Anggapan itu datang dari Ahmed Khadafi al-Dam, mantan jenderal yang juga sepupu mendiang pemimpin Libya, Muammar Khadafi, di mana kini Libya disebut sebagai negara boneka yang “menghamba” pada NATO.
Libya, negara yang dulunya diklaim Al-Dam, merupakan negara makmur dan paling maju di Afrika, kini luluh lantak dan pemerintahannya sekarang, dijalankan para teroris dan mafia yang “disetir” negara-negara barat.
“Dulu Libya jadi salah satu negara yang memimpin Afrika dan punya reputasi internasional yang solid. Setelah kudeta, Libya menjadi budak dan dipermalukan,” sebut Al-Dam dalam wawancaranya dengan Russia Today yang disitat Sputnik, Jumat (19/2/2016).
“Kini masa depan (Libya) ada di tangan pihak asing. Kami melewati masa-masa penuh luka, air mata, kematian di mana-mana dan kehilangan moral. Sekarang setelah lima tahun, kita menyaksikan hasil dari revolusi yang didukung NATO,” tambahnya.

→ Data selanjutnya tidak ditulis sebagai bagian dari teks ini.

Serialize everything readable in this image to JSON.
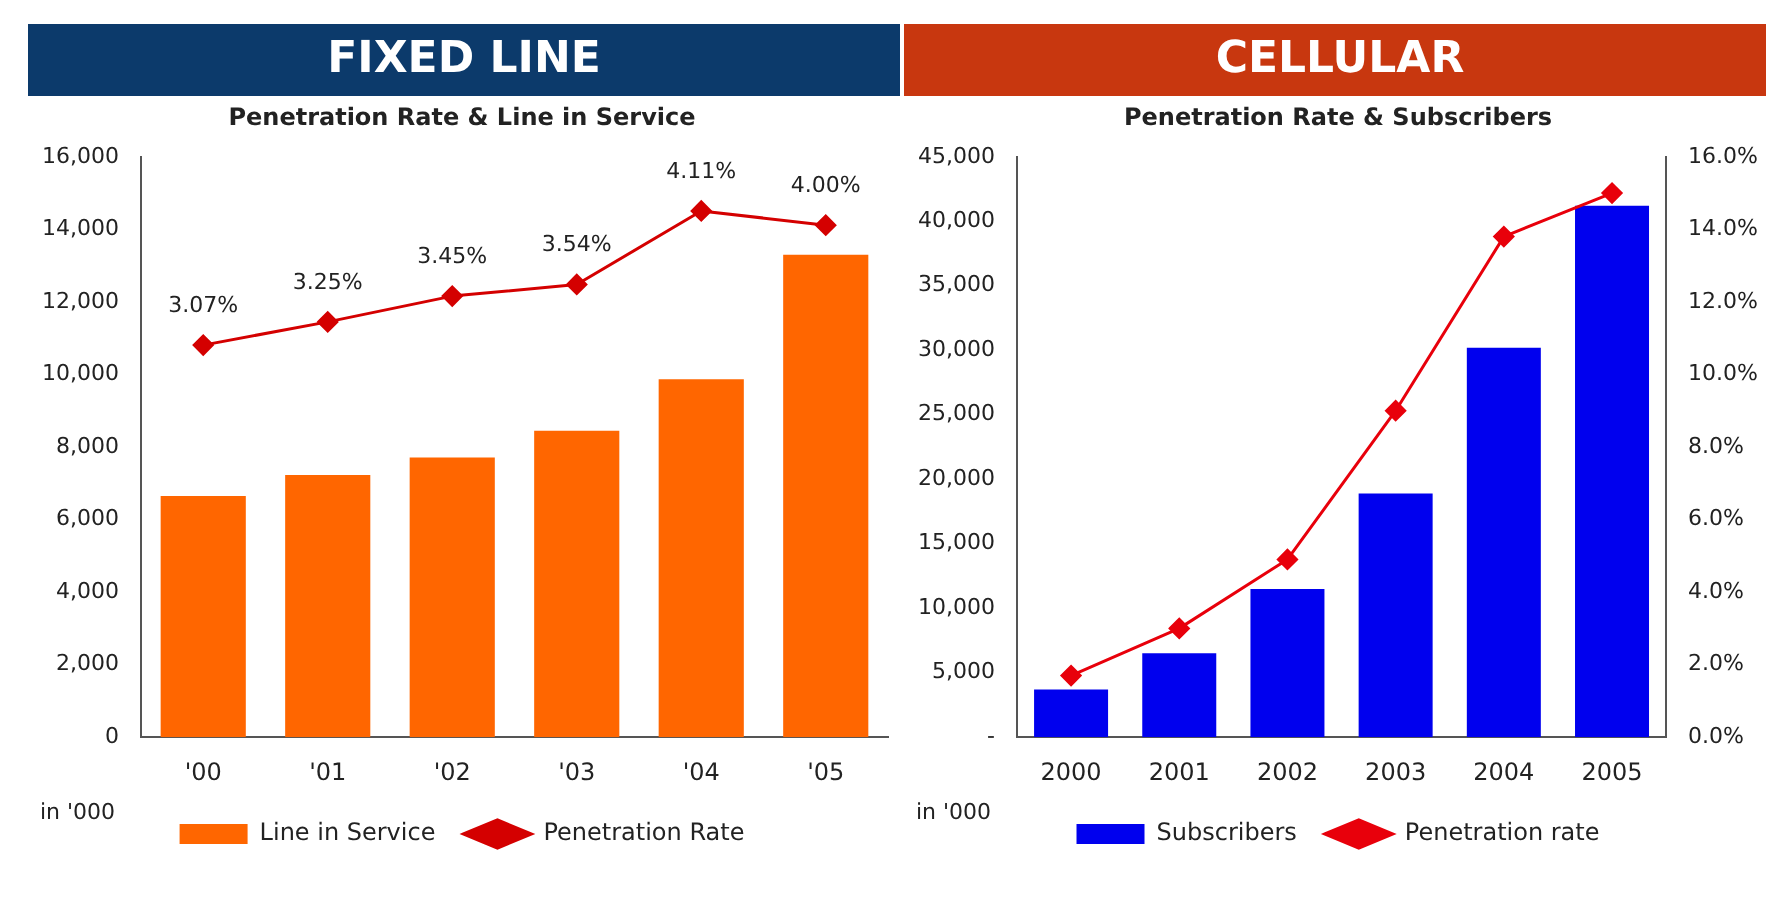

Kekerasan meningkat dan kematian warga sipil terjadi di mana-mana. Sementara kala revolusi itu pecah pada 2011 lalu, Khadafi diklaim tak punya kekuatan untuk melawan, karena kekuatan negara ada di tangan rakyat yang diwakili kongres dan komite-komite sipil.
“Tidak ada diktator atau tirani di Libya. Rakyat-lah yang mampu mengubah semua hal yang tak mereka sukai. Mereka punya dana dan senjata. Sekarang Libya disulap jadi tempat persemaian mafia global yang bersekongkol.,” sambung Al-Dam lagi.
“Para teroris keluar-masuk Libya dengan pesawat yang dilindungi barat. Pesawat-pesawat tempur dan misil-misil barat melindungi mereka yang datang ke Libya pada 2011, mengaku sebagai para muslim sejati,” tuntasnya.